Дмитрий Писарев. Его жизнь и литературная деятельность | страница 10



Секли, главным образом, за плаксивость, так как по части почтительности и повиновения Писарев смело мог быть поставлен в пример всем своим сверстникам. Читает он, например, историйку из детской книги под заглавием “L'enfant raisonneur”,[5] где рассказывается об испорченном мальчике, который на все приказания взрослых отвечал вопросами “зачем” да “почему” и – о ужас! – позволял себе вдаваться в самые неподходящие рассуждения. Писарев, пораженный уже самым заглавием, окончательно встал в тупик и долго приставал к матери с расспросами: “Mais, maman, est-ce qu'il y a de tels enfants, est-ce qu'on peut ne pas obéir, quand maman et papa ordonnent quelque chose?”.[6] До каких вообще “Геркулесовых столбов” доходило его послушание, можно судить по следующим примерам. Ребенку было не более 4-х лет в то время, когда мать повезла его в гости к каким-то родственникам. Мальчика стали ласкать и первым делом дали кусочек конфеты и ложку варенья в рот. Что было тут делать? Матери в комнате не случилось, а съесть что-нибудь сладкое без ее позволения Писарев считал совершенно невозможным; но, с другой стороны, лакомство предлагала “ma tante” и выказать явное непослушание такому крупному авторитету тоже не приходилось. Писарев избрал средний путь: взял что давали, но продержал варенье во рту до прихода матери, не решившись проглотить его иначе, как с разрешения “начальства”.

Много подобных эпизодов из детских и отроческих лет Писарева рассказывают его близкие, но мы не будем на них останавливаться, хотя отметить эту черту воспитания не только не мешает, но и прямо необходимо.

В воспитании этом, однако, несмотря на все его странности, несмотря на то, что велось оно наугад и лишало ребенка всей его самостоятельности, было немало и хорошего.
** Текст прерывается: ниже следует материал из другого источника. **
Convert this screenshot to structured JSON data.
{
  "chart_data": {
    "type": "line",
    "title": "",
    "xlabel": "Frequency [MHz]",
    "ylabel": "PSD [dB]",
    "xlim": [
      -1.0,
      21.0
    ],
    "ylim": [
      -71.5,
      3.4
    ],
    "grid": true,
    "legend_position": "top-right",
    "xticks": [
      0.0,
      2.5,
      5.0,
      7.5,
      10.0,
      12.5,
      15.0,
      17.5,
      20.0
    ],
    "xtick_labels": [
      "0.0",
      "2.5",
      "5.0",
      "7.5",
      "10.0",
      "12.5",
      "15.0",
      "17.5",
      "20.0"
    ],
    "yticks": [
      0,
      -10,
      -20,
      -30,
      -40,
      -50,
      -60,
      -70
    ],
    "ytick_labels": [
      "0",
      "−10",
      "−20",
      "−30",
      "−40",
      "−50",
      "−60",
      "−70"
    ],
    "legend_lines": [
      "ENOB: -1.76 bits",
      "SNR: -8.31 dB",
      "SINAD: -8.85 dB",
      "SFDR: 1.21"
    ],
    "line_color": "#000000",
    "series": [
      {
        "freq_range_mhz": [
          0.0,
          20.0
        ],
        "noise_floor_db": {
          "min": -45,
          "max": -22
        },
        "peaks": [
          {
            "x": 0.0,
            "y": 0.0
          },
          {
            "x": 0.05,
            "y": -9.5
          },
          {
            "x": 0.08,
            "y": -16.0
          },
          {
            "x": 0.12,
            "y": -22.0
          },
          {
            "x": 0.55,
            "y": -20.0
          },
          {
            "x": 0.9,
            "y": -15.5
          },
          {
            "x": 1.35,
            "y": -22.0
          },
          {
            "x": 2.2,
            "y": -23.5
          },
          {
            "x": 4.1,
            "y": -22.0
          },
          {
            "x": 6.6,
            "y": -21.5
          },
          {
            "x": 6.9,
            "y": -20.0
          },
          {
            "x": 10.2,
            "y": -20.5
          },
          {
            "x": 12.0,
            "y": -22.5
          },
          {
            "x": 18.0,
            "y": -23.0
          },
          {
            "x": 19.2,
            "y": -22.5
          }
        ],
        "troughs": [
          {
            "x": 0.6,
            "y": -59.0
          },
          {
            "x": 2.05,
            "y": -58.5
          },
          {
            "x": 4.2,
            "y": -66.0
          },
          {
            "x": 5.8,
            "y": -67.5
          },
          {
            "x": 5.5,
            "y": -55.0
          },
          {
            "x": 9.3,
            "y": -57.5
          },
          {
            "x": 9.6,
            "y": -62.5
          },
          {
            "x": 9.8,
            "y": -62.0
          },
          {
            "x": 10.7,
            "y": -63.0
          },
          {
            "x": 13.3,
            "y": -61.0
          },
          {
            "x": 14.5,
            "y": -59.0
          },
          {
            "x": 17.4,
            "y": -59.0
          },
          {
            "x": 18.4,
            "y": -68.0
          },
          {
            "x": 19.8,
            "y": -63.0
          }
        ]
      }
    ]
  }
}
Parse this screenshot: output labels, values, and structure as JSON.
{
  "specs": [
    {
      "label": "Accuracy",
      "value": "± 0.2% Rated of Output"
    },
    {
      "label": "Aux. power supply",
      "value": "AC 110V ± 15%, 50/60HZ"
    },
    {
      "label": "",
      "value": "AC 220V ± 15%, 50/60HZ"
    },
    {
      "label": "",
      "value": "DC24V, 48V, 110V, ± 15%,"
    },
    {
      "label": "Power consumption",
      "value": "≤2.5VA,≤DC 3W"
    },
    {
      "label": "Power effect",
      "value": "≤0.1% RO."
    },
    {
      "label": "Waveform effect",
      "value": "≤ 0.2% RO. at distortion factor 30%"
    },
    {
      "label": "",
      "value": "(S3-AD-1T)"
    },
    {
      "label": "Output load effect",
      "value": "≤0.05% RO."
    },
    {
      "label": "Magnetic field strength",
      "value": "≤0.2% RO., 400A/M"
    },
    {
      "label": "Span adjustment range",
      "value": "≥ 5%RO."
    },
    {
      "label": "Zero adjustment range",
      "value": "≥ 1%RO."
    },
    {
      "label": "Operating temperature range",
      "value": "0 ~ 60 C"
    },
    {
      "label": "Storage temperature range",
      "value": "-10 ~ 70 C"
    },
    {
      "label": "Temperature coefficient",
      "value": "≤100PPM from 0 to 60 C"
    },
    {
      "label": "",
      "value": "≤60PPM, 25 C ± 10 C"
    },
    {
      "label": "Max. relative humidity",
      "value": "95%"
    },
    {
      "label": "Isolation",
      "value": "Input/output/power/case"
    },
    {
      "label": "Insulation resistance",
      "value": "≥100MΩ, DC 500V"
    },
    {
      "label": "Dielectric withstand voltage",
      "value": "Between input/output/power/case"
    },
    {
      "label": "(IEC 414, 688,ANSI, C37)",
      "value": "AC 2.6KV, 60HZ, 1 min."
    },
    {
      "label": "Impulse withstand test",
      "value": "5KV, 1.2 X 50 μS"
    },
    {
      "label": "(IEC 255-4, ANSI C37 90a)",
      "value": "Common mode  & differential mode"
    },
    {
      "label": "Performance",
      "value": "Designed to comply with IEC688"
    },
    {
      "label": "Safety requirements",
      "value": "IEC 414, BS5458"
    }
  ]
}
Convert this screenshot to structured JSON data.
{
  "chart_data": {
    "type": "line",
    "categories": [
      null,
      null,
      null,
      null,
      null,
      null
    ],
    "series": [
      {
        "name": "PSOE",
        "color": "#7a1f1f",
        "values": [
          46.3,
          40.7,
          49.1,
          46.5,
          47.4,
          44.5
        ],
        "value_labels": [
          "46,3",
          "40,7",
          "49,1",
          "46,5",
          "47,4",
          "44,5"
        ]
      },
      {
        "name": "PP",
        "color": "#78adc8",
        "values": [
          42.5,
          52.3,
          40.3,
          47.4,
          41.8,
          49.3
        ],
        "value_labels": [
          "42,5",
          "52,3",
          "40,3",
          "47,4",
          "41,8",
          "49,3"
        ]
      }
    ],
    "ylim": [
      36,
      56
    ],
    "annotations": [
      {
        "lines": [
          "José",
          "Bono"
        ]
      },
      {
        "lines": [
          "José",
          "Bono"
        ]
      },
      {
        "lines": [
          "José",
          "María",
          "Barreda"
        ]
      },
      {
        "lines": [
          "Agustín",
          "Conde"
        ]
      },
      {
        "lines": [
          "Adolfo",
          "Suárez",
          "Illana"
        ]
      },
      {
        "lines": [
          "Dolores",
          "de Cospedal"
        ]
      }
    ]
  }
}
Прежде всего из Писарева сделали, как выражается его сестра, “воплощенную правду и искренность”. От матери у него не было ничего тайного, не было той мысли и чувства, которыми, раз осознав их, он не спешил бы поделиться с нею с полной откровенностью.

Впрочем, эта его общительность проявлялась не по отношению к одной только матери, но с нею он охотнее всего делился своими впечатлениями. Правдивость его – равно как и послушание – доходила до крайних пределов возможного: он не только сам никогда не лгал словами или действиями, но его глубоко возмущала всякая неправда в других, если он успевал заметить ее. Встречаясь иногда с какой-нибудь самой незначительной ложью, он широко раскрывал глаза и спрашивал: “Mais comment donc, maman, mais est-ce que cela est possible?…” (Но как же, мама? Разве это возможно?) Очень строг был он и к самому себе. Однажды – ему было только девять лет – его повезли говеть в монастырь. К исповеди он готовился с величайшим благоговением, был сосредоточен и молчалив целый день, боясь впасть в какой-либо грех. Он ужасно боялся забыть какой-нибудь из своих “дурных поступков”, припоминал с матерью все, что казалось ему нехорошим, но каков же был его ужас, когда, вернувшись от священника, он вспомнил, что на душе его остался тяжкий грех: забыл сказать, что два раза солгал: раз – пропустивши в немецкой книге, которую читал, несколько скучных страниц, воспользовавшись тем счастливым обстоятельством, что гувернантка его Эмилия Францевна сладко задремала, в другой – скрывши, что сломал игрушку, которую спустил украдкой под пол между щелями половиц. Забывчивость, которая показалась ему ложью, так долго мучила мальчика, что матери лишь с трудом удалось успокоить его. Эта черта характера Писарева осталась у него на всю жизнь.